L’amour de la lecture, par Colette
« Livrées à la hâte et à la facilité de vivre extérieurement, les époques heureuses sont fidèles à la pensée écrite. Une molle félicité excella toujours à brûler les heures, à les presser de témoigner combien elles sont vides, vaines, volantes. De poignants soucis, une tardive clairvoyance leur redonnent leur poids et leur suc, réduisent à leur valeur les plaisirs qui nous viennent du son et des fuyantes images. Ce qui se fixe en nous par l’oeil, ce qui par le caractère imprimé échauffe en nous la pensée, l’esprit de compréhension et de contradiction, prend tout son prix ; n’est-il pas du meilleur augure que des générations égarées, en cherchant leur voie, retrouvent que lire est un besoin vital ?
Il ne s’agit pas seulement de l’appétit, aussi normal et aussi renaissant que le besoin de se nourrir, qui consomme, dans l’ordre même où elles apparaissent et se succèdent, les oeuvres récentes. « Jamais, me dit mon voisin le grand libraire, jamais on n’a vendu autant de classiques. » Notre pays se méfierait donc des fictions romanesques, du livre dit ‘policier’ que nul ne peut, son énigme déflorée, relire ni aimer ? Ce serait trop beau, ce serait trop tôt.
Mais croyons qu’un instinct très sûr incline un peuple durement châtié, ignorant de sa forme future, à interroger son passé, à vouloir connaître les fondements qui assurèrent sa grandeur et peuvent encore répondre de son avenir. Trois mille exemplaires de Montaigne se vendent tous les mois. Dira-t-on que le lecteur français porte aux auteurs faciles son suffrage le plus compact ?
L’amour de lire conduit à l’amour du livre. Si notre curiosité et notre pauvreté s’accordent en vue de ressusciter des cabinets de lecture, il faut qu’elles ramènent aussi le respect dû au livre.
Le « cabinet de lecture » fut une sorte de bureau de tabac, un « commerce convenant à dame seule ». Une femme, aimable encore et malchanceuse, se faisait de ses abonnés des amis. Balzac donne à la belle Antonia Chocardelle un cabinet de lecture. Solitaires en effet, quasi désoeuvrées, que de dames seules autrefois exploitèrent sans amour un fonds déshonoré par l’usage !

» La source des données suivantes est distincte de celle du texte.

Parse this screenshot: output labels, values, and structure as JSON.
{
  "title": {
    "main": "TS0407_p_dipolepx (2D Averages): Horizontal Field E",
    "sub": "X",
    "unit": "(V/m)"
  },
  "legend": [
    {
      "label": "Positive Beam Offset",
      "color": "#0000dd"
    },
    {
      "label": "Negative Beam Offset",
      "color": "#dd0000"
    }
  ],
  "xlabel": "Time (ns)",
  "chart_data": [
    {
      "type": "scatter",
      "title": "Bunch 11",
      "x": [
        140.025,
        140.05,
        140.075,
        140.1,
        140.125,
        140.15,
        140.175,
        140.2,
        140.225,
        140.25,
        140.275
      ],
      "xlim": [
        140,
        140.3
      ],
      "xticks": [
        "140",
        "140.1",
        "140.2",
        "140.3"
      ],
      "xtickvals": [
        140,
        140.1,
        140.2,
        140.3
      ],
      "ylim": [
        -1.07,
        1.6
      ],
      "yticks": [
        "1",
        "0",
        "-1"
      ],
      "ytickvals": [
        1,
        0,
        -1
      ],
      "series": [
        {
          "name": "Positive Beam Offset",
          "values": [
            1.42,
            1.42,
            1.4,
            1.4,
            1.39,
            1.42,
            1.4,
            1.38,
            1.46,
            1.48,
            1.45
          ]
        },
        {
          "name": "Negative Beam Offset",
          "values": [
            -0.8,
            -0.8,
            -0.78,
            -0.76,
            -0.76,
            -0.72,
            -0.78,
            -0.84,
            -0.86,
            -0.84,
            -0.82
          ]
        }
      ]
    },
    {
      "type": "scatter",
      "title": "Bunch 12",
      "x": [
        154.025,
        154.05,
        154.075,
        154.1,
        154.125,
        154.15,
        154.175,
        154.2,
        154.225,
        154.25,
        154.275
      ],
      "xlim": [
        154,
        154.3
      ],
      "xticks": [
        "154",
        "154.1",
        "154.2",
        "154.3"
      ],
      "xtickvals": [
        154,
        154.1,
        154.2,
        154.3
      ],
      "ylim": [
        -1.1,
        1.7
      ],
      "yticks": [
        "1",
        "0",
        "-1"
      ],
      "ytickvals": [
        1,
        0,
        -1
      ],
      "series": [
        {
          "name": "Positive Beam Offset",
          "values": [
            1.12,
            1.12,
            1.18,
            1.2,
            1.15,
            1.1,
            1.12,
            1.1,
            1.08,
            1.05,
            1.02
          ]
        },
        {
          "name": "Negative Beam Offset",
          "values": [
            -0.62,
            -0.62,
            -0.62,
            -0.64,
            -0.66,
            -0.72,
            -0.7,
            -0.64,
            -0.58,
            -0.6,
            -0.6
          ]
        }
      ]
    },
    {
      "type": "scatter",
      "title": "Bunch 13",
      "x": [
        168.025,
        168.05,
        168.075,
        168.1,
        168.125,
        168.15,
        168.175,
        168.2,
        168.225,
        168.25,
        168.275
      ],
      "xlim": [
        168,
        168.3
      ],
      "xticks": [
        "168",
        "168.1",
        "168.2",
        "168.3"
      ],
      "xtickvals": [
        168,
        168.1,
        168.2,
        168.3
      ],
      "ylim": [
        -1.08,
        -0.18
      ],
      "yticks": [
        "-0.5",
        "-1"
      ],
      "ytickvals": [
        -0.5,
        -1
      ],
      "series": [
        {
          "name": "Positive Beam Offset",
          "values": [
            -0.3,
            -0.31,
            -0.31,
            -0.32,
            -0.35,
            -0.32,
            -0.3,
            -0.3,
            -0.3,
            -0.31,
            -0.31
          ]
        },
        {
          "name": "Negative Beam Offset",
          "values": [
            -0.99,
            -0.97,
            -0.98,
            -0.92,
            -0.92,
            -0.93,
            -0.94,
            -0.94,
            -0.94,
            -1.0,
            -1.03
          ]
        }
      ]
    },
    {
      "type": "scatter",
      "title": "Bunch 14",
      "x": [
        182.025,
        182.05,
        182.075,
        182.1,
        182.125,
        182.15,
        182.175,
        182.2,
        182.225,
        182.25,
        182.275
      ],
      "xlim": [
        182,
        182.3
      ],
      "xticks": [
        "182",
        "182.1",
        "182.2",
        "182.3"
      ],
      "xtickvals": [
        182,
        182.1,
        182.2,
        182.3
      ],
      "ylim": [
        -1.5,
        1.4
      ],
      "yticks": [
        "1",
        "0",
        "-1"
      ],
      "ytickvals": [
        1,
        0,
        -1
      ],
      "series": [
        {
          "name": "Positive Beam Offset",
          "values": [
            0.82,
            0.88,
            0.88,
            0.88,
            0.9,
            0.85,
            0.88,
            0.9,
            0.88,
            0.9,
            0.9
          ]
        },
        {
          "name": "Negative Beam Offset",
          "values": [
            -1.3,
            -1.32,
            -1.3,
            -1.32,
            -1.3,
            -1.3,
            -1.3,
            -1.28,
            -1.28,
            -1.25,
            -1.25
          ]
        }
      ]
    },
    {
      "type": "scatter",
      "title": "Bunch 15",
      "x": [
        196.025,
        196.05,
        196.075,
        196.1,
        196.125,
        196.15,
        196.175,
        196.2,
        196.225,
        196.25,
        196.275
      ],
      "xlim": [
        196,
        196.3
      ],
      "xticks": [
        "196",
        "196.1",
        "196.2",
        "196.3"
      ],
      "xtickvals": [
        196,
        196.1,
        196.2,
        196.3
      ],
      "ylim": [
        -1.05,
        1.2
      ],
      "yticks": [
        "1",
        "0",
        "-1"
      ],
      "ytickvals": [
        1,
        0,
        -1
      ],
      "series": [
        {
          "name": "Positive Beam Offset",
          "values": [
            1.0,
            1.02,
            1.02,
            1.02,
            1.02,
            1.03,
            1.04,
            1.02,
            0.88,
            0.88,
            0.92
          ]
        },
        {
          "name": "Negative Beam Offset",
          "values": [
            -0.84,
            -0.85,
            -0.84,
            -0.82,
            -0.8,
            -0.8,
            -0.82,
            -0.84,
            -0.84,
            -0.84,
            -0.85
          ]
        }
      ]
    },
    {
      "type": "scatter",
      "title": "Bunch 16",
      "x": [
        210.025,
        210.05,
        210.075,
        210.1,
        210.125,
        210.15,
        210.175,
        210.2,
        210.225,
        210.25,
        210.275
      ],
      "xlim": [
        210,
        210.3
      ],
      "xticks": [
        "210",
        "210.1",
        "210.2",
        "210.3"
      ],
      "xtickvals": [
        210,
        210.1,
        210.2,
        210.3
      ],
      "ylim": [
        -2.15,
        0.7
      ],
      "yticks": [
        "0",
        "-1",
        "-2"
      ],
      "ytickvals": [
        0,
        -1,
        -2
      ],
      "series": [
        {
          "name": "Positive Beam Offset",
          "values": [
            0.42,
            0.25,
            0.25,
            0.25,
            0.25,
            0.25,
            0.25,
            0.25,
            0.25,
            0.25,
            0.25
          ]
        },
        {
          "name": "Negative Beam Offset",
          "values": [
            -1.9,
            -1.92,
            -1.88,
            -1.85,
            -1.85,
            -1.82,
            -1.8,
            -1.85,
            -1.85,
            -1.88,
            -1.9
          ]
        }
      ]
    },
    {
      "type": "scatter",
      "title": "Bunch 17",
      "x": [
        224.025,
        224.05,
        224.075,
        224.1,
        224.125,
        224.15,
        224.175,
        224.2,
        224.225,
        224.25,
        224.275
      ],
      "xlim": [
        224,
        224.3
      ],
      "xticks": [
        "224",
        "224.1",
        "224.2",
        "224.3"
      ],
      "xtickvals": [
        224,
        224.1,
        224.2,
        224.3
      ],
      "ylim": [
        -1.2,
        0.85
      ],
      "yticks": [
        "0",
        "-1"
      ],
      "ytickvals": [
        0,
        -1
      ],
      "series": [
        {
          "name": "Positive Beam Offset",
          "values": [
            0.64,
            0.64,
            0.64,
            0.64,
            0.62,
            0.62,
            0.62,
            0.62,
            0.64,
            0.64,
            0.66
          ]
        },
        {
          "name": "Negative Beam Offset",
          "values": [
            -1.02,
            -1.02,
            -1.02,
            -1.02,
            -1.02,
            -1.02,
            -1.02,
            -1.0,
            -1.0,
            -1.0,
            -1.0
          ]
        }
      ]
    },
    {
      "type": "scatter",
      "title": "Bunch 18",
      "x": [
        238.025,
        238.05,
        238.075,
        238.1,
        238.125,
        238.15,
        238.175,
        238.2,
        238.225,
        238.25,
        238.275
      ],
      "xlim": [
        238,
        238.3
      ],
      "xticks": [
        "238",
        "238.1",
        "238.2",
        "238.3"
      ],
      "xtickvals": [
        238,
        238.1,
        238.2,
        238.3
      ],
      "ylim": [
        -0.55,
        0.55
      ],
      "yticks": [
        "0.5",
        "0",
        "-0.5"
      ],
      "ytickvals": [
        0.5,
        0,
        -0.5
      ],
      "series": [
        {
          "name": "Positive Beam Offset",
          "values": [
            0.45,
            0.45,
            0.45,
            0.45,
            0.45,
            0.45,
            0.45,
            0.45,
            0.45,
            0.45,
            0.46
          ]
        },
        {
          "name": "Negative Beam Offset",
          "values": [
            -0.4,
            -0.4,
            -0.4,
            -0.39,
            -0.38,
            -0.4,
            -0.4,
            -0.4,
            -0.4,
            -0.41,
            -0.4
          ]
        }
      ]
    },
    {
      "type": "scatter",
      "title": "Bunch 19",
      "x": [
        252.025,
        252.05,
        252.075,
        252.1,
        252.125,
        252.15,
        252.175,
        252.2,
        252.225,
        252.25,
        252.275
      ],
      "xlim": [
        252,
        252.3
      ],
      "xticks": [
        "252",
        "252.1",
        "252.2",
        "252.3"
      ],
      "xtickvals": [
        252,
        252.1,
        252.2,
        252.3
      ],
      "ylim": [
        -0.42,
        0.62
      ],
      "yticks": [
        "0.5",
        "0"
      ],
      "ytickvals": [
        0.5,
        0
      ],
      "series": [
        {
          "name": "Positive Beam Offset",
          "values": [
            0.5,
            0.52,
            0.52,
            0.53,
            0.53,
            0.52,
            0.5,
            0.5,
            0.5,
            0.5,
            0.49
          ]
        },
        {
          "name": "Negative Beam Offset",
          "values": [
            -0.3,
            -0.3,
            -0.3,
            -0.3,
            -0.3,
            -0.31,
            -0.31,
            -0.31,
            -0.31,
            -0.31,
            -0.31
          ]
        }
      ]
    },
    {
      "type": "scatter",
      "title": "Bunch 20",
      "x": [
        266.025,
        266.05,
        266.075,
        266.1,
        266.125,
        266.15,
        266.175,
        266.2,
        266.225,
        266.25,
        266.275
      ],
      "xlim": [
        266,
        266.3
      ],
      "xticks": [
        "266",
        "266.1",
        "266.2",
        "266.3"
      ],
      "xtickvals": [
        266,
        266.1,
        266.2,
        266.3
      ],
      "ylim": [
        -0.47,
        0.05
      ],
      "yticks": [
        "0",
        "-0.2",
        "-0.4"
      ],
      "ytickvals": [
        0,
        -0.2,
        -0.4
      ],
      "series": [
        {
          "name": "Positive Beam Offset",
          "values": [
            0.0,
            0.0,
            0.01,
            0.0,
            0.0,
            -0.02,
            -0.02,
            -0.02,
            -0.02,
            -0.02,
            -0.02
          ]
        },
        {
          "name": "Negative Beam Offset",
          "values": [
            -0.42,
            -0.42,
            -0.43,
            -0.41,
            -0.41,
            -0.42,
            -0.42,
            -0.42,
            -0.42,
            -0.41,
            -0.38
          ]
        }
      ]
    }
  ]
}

Lire est, selon le livre et le lecteur, une griserie, un honneur, le service rendu à un culte, une patiente prospection à travers l’écrivain et nous-mêmes. Ce ne sera pas chose facile que d’enseigner le respect du tome périssable, du papier sans durée. Elle ne viendra que si on la cultive, cette pudeur du lecteur qui consiste à ne pas se gratter la tête au-dessus des pages, à s’abstenir de manger en lisant, de corner des feuillets... L’espèce humaine n’a jamais assez de vergogne quand il lui faut cacher les traces de ses haltes. D’un livre que j’achetai sur les quais tomba un affreux petit peigne de poche, édenté. J’en faillis perdre le goût du livre d’occasion, joie de mes promenades. Ainsi faillis-je me dégoûter du chocolat en tablettes pour avoir mis la dent sur un bouton de culotte enrobé dans sa pâte... »
Colette, 'Paris de ma fenêtre' (Genève : Milieu du Monde, 1944)
©Sergio Belluz, 2017, le journal vagabond (2017).